In Latifes Fall ist von den angeb­lich « konkreten » Vorwürfen nicht viel übrig geblieben. Das zeigte der Auftakt der Haupt­ver­hand­lung am 18.6., an dem durch die beiden Staatsanwält*innen eine Kurzver­sion der Anklage verlesen wurde. Hierin beschränkten sich die Anklagevertreter*innen im ersten Teil auf die Aufzäh­lung aller Aktionen der DHKP-C in der Türkei. Als müsse zunächst die Existenz der Terror­liste insge­samt und die Zuord­nung der DHPKP-C zu ihr quasi ritua­li­siert gerecht­fer­tigt werden, obwohl vor deutschen Gerichte Zuord­nungen auslän­di­scher Gruppen zur « Terror­liste » in der Regel ohnehin nicht disku­tabel sind. Einen stillen Lacher erntete die Anklage im Verlauf der Verle­sung der Liste mit Anschlags­daten mit der leicht einge­schnappten Bemer­kung, die DHKP-C habe « auch noch nach Inkraft­treten des Paragra­phen 129b mit ihren Aktionen weiter­ge­macht ». Mit Latife hatte das alles nichts zu tun. Im vollstän­digen Original der Anklage fällt ihr Name zum ersten Mal erst nach über einhun­dert Seiten.

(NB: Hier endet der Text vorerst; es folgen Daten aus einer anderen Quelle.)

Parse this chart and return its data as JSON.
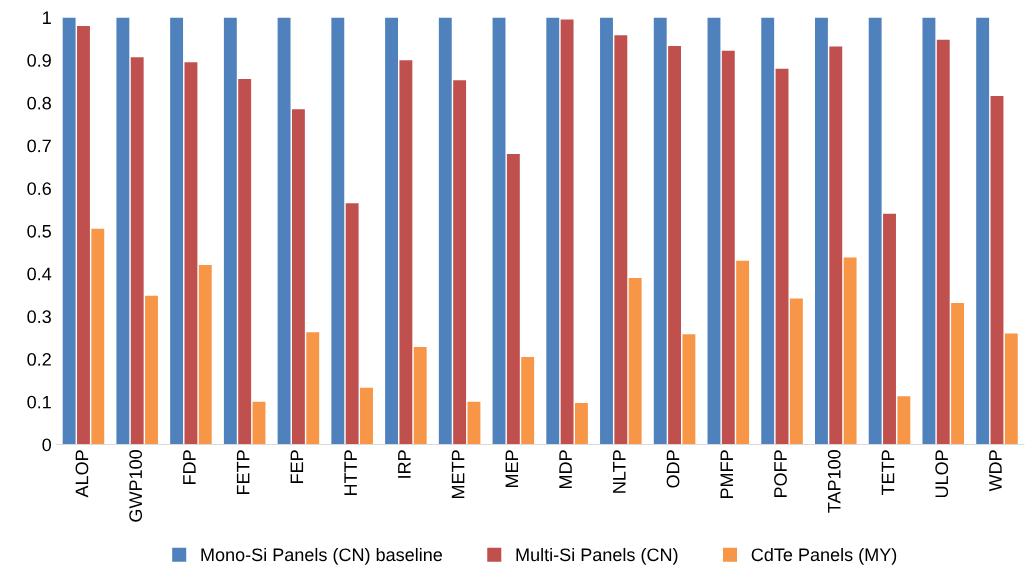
{
  "chart_data": {
    "type": "bar",
    "categories": [
      "ALOP",
      "GWP100",
      "FDP",
      "FETP",
      "FEP",
      "HTTP",
      "IRP",
      "METP",
      "MEP",
      "MDP",
      "NLTP",
      "ODP",
      "PMFP",
      "POFP",
      "TAP100",
      "TETP",
      "ULOP",
      "WDP"
    ],
    "series": [
      {
        "name": "Mono-Si Panels (CN) baseline",
        "color": "#4f81bd",
        "values": [
          1,
          1,
          1,
          1,
          1,
          1,
          1,
          1,
          1,
          1,
          1,
          1,
          1,
          1,
          1,
          1,
          1,
          1
        ]
      },
      {
        "name": "Multi-Si Panels (CN)",
        "color": "#c0504d",
        "values": [
          0.98,
          0.907,
          0.895,
          0.856,
          0.785,
          0.565,
          0.9,
          0.853,
          0.68,
          0.995,
          0.958,
          0.933,
          0.922,
          0.88,
          0.932,
          0.54,
          0.948,
          0.816
        ]
      },
      {
        "name": "CdTe Panels (MY)",
        "color": "#f79646",
        "values": [
          0.505,
          0.348,
          0.42,
          0.1,
          0.263,
          0.133,
          0.228,
          0.1,
          0.205,
          0.097,
          0.39,
          0.258,
          0.43,
          0.342,
          0.438,
          0.113,
          0.331,
          0.26
        ]
      }
    ],
    "ylim": [
      0,
      1
    ],
    "yticks": [
      0,
      0.1,
      0.2,
      0.3,
      0.4,
      0.5,
      0.6,
      0.7,
      0.8,
      0.9,
      1
    ],
    "grid": false,
    "legend": "bottom"
  }
}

Anschlie­ßend widmete sich die Anklage den Tätig­keiten von Latife für die « Anato­li­sche Födera­tion ». Mangels indivi­duell nachweis­barer Handlungen, die als direkte Unter­stüt­zung der DHKP-C gewertet werden könnten, unter­nimmt die General­staats­an­walt­schaft offen­sicht­lich den Versuch, eine Deckungs­gleich­heit zwischen der türki­schen Guerrilla und einem legalen migran­ti­schen Verein in der Wupper­taler Nordstadt zu konstru­ieren. Konse­quent daher, dass Latife in der Anklage auch direkt als « Funktio­närin der DHKP-C » bezeichnet wird. Beleg für die Gleich­set­zung des Wupper­taler Vereins mit der in der Türkei aktiven militanten Gruppe sind für die Staats­an­walt­schaft fast folge­richtig alle Anmel­dungen oder Teilnahmen an angemel­deten Demons­tra­tionen, die Durch­füh­rung von öffent­li­chen legalen Veran­stal­tungen oder auch die Prozess­be­ob­ach­tung in anderen Verfahren vor dem OLG Düssel­dorf.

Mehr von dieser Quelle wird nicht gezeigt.